English biblical scholar

John Moore (19 December 1742 – 16 June 1821) was an English biblical scholar.

==Biography==
Moore was the son of John Moore, rector of St. Bartholomew the Great, London, by his wife Susanna, daughter of Peter Surel of Westminster, was born on 19 December 1742, and educated at Merchant Taylors' School, where he became head scholar in 1756. He matriculated from St. John's College, Oxford, on 28 June 1759, graduated B.A. 15 April 1763, and subsequently took the degree of LL.B. During his residence at the university he was singularly serviceable to Kennicott in the arduous task of collating the Hebrew manuscripts of the Old Testament. On 11 Nov. 1766 he became sixth minor prebendary in the cathedral of St. Paul, London, and he was transferred to the twelfth minor prebend and appointed sacrist in 1783. He became priest of the chapel royal; lecturer of St. Sepulchre's; rector of St. Michael Bassishaw, London, 19 Oct. 1781; rector of Langdon Hill, Essex, 1798; and president of Sion College, London, in 1800. He died at Langdon Hill on 16 June 1821.

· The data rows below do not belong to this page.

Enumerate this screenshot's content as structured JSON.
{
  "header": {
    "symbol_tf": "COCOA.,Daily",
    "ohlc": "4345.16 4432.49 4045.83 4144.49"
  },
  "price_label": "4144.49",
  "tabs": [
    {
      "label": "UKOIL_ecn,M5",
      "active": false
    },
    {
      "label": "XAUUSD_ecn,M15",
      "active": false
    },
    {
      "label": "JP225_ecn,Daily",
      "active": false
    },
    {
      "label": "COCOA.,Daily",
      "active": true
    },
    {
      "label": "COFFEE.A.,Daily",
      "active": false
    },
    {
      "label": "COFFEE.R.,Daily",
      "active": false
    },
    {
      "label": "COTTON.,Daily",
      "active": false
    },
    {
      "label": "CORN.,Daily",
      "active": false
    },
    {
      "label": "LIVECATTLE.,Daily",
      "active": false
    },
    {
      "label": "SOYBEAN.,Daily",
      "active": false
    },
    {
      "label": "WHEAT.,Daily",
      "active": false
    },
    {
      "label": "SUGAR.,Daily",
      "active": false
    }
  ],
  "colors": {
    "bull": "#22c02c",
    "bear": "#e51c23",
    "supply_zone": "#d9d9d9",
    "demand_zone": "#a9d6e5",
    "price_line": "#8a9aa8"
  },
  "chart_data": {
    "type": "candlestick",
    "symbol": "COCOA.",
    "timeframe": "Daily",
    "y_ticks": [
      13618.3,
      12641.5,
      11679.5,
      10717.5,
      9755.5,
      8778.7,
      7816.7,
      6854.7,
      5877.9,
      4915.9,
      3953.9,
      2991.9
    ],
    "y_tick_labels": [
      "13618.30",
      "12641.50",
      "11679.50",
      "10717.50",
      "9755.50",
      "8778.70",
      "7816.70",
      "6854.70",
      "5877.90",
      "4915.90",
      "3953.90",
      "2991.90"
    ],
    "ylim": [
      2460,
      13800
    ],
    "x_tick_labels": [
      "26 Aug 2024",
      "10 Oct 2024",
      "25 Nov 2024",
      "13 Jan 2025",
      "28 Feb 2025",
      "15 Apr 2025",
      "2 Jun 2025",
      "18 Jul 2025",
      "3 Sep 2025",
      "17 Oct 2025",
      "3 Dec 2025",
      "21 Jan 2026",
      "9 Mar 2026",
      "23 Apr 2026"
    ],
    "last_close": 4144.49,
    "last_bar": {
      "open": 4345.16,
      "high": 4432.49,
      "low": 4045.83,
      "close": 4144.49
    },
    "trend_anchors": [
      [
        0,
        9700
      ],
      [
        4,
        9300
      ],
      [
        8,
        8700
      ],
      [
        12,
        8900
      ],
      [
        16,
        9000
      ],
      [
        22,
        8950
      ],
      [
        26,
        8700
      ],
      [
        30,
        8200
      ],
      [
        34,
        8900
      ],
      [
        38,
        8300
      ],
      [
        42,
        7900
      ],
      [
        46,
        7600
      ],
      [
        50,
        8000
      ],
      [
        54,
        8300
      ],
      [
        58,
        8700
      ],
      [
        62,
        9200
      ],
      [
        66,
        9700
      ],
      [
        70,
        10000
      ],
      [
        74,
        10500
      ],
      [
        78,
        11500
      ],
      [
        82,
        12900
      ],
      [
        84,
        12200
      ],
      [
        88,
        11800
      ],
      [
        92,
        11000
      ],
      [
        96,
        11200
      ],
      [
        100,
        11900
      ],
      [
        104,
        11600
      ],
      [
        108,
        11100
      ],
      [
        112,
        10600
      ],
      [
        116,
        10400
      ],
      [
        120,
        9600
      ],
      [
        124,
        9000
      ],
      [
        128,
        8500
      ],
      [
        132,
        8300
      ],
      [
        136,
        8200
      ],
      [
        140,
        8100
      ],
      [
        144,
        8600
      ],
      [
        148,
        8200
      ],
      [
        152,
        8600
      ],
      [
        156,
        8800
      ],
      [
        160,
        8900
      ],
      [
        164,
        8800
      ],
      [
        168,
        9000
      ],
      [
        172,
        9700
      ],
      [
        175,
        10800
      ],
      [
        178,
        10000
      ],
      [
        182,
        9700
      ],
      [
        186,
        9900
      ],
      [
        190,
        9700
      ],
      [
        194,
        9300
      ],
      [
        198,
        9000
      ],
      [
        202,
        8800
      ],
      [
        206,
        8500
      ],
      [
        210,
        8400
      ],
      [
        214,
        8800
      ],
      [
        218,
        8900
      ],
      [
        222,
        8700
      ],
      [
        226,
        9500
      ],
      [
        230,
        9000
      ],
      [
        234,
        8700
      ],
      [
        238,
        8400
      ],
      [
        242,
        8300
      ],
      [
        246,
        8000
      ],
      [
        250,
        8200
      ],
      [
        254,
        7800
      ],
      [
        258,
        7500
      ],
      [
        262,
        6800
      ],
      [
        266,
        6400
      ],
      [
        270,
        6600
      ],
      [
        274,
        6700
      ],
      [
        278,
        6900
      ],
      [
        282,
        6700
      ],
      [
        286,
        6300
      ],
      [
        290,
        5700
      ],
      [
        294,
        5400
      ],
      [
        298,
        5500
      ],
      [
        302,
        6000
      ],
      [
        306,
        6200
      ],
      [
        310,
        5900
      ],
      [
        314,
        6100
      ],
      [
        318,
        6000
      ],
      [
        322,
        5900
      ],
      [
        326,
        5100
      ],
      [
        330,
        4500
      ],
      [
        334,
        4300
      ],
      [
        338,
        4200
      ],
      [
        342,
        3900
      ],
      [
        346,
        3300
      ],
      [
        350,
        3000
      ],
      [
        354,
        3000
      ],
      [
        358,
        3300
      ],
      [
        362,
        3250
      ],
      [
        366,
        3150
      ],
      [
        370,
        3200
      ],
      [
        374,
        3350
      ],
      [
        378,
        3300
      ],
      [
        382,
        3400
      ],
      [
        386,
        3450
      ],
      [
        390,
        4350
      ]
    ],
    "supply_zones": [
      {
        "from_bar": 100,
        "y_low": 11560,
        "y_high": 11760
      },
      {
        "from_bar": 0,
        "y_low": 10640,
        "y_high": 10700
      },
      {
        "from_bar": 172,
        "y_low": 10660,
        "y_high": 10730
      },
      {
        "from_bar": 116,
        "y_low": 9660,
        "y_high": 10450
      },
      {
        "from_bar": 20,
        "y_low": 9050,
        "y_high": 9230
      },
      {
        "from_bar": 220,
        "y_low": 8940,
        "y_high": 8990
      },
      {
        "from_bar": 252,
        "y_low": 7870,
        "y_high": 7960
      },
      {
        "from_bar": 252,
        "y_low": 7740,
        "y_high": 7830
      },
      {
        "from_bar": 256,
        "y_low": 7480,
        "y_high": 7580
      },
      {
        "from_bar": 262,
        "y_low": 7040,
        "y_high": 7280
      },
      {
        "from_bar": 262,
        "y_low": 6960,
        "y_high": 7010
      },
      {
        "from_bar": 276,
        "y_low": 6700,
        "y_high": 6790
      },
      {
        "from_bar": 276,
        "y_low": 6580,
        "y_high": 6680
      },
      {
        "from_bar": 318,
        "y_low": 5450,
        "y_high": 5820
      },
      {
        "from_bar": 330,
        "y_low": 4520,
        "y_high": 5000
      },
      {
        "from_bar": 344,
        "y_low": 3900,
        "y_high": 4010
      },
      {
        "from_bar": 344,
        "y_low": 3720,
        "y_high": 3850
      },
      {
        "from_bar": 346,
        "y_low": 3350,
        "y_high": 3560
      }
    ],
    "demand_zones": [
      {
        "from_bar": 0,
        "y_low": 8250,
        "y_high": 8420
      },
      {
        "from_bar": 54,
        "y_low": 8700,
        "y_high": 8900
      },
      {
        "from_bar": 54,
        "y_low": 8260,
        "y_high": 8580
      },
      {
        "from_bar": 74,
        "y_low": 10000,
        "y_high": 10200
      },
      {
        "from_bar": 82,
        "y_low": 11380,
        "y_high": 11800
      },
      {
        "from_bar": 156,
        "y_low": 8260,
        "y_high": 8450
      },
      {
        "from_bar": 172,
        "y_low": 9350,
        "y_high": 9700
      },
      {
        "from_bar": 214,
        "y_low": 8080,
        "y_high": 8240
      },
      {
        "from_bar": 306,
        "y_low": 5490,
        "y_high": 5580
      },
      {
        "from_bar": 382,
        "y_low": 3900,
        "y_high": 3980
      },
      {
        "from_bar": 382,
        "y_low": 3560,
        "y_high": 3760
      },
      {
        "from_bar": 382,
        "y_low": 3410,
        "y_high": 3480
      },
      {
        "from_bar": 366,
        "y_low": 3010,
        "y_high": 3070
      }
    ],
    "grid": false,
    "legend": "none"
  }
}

He married Sarah Lilley, and had a daughter, Mary Anne, wife of Harry Bristow Wilson, B.D., under-master of Merchant Taylors', and mother of Henry Bristow Wilson, the historian of the school.

His works are:
- ‘An Attempt to Recover the original reading of 1 Sam. xiii. 1, to which is added an Enquiry into the Duration of Solomon's Reign,’ London, 1797, 8vo.
- ‘Prophetiæ de septuaginta hebdomadis apud Danielem explicatio; concio ad clerum habita in æde D. Alphægii; adjiciuntur ad calcem notæ, in quibus fusius tractantur quædam et illustrantur,’ London, 1802, 8vo.
- ‘Case respecting the Maintenance of the London Clergy, briefly stated, and supported by Reference to Authentic Documents,’ London, 1802, 8vo; 2nd edit. 1803; 3rd edit. ‘altered to meet the Report made by a Special Committee of the Court of Common Council,’ London, 1812, 8vo.
- ‘An attempt to throw further Light on the Prophecy of Isaiah, chap. vii. 14, 15, 16,’ London, 1809, 8vo.

He vainly endeavoured to publish by subscription Brian Walton's very rare and curious work on the ecclesiastical history of London (Todd, Life of Walton, i. 7).